健康管理については、年に1回健康診査を行っている。
5)養護学校等との連携
養護学校からイベントの案内が送られてくる。また、施設の指導員も、時々来社し本人の勤務ぶりを遠くから見守っている。
6)助成金や各種支援制度の活用
トライアル雇用終了後の従業員に対して、業務遂行援助者の配置助成金を活用している。
7)その他
障害者3名を含め、施設内で作業を行っているのは主にパートである。これは、一定期間(夏期2か月)を種まき・植替えやクリーニングにあてており、この間は仕事(収穫・出荷作業)がなくなるためである。
4. 取り組みの効果
当初は、障害者雇用について、不安があったが、実際一緒に働く中で、「仕事が楽しい」「皆親切で、働きやすい職場だ」という本人たちの声を聞いたり、必死に作業に取組む姿を見たりすることで、周りの人のいい刺激になっている。

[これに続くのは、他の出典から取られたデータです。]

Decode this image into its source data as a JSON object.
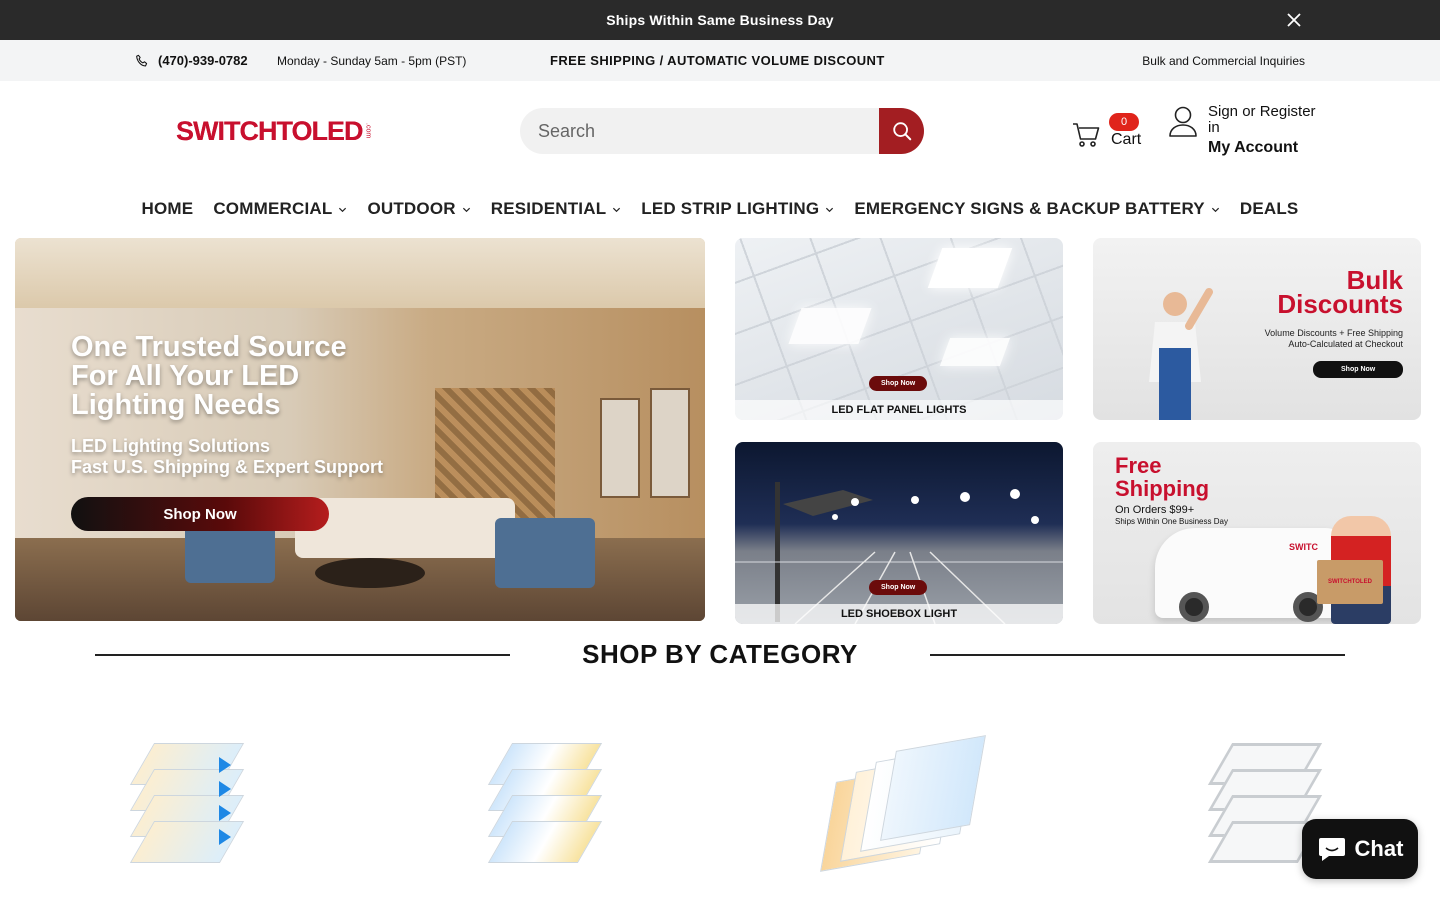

また障害者も、「自分たちがつくったトマトが店に並び、売れていくこと」「努力したことが報われ、経済的に自立すること」で社会参加していることを実感している。

5. 今後の課題・展望等
当面、既設の温室2棟で経営安定を図っていき、将来的には規模拡大も視野に入れていきたいと考えているが、今後とも、企業間の競争は激化する一方で、より優秀な人材を確保し、技術レベルをあげることが急務となっている。このような厳しい社会情勢の中で、「障害者が就職するには大変な努力と時間を要すると思われるが、チャレンジ精神を持ち続けてもらいたい」と話す。
また、障害者雇用を促進するためには、企業側の理解も必要だが、企業が障害者を雇用しやすいように国の制度を見直す必要があると話す。「例えば、仕事の理解や習得に時間がかかったり、作業内容が制限されるなど、障害者が健常者の70%の作業しかできないならば、残りの30%を企業に国が継続的に補助するような制度があれば良い」とのこと。
障害者は弱く援助しなければならないと考えるより、始めから、障害があることが自然に普通のあたりまえのことと対応できる雇用環境を整えることによって、障害者の雇用機会が増えていく。